Leonard (Joaquin Phoenix) just returned to his parents’ place after being hospitalised for a suicide attempt. His life is a mess, he is not done yet with the suicide option, he works at his parents’ drycleaning business and he just doesn’t really know what to do. His parents (Isabella Rossellini and Moni Moshonov) try to set him up with Sandra (Vinessa Shaw), the sweet, good Jewish girl who knows of Leonard’s problems and wants to take care of him. At the same time, Leonard meets his new neighbor Michelle (Gwyneth Paltrow). Michelle is unstable and completely fascinating to Leonard, who falls in love with her.
Two Lovers is an excellent character study – as long as you don’t try to see the ending as happy [though I’m pretty sure that some people will and will be content with that]. It’s wonderfully told and just cemented my respect for James Gray as a filmmaker [whose Little Odessa I absolutely adore].

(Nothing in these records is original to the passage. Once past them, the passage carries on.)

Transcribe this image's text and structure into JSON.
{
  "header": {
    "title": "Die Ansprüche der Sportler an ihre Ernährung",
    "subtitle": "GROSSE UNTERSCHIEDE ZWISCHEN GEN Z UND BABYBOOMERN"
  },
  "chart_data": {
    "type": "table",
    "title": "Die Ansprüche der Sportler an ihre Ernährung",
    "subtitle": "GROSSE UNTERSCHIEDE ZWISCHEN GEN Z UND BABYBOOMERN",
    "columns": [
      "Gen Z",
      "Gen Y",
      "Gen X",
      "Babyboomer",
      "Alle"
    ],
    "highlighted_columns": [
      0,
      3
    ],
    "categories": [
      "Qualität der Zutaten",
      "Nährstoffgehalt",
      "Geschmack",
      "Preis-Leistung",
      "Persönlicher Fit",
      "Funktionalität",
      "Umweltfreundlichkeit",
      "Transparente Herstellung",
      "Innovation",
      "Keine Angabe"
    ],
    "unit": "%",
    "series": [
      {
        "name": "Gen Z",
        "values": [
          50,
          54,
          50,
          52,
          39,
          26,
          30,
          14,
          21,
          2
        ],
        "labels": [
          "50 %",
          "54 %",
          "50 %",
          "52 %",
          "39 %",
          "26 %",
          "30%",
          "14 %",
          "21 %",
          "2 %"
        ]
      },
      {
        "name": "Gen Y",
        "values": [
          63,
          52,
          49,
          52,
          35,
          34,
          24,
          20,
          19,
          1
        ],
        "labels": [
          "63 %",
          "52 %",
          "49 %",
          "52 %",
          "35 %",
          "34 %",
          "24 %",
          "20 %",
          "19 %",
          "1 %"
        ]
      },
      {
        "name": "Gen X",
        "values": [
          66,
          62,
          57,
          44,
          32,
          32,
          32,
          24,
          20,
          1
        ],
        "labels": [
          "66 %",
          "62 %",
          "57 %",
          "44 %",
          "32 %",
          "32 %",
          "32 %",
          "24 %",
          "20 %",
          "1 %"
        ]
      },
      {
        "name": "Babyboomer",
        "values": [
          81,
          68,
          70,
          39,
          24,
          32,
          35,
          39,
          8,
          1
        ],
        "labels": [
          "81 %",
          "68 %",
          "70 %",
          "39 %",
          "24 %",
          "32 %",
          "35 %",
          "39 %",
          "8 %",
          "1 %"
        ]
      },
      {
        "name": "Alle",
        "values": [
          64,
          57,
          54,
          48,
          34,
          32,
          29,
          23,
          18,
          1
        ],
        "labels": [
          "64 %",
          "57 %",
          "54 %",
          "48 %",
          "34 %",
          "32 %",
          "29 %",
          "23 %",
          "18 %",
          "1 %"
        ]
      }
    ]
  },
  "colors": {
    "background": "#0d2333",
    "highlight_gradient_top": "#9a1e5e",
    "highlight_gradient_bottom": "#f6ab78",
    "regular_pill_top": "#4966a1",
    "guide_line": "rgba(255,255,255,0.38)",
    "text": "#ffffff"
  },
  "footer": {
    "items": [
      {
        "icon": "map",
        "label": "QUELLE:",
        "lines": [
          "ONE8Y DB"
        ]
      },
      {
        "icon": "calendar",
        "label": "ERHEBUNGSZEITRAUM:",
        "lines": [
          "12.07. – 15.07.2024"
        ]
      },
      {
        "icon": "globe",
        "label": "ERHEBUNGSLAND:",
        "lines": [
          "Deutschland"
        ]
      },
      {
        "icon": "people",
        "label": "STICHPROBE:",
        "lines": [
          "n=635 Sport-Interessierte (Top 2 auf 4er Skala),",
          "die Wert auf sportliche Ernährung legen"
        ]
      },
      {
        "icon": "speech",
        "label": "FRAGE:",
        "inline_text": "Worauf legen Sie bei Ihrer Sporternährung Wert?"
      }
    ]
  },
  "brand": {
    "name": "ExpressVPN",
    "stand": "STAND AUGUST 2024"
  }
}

Leonard is a difficult character, both as a person to identify with and as a character to play. Joaquin Phoenix does an wonderful job in his portrayal – he really is spot on and infuses Leonard with a fragile charm that’s very interesting. Of course this is not only Phoenix’ doing, Leonard is also very well written. Obviously Gray and second writer Ric Menello knew what they were talking about when it comes to this kind of suicidal depression.
I also liked Gwyneth Paltrow’s and Vinessa Shaw’s performance [not to mention Isabella Rossellini] – and the script was also very good with them: It is completely understandable why and how their relationships with Leonard develop. It’s not only because he’s the main character as in so many other movies (mostly starring Michael Cera or Seth Rogen) and it’s not because Leonard is so awesome – it’s more intrinsically motivated.
The movie looks great and it takes its time with shots, which is nice. Gray gives his cast room and time to play. This gives this movie a certain calmness, yet it moves along at a pretty good pace and doesn’t become boring. And before you know it, you’re completely invested in Leonard and his development and it almost surprises you that you are.
I also liked that you could see it in a few ways: is Leonard in love with both Sandra and Michelle? And we could probably spend hours discussing who of the two women would have been right for him, if one of them would have been right for him at all or just if we believe the ending to be happy or not. To make a movie that is that ambiguous but that isn’t open-ended is an admirable feat.
Summarising: A fine little movie that does not deserve to have disappeared as it did.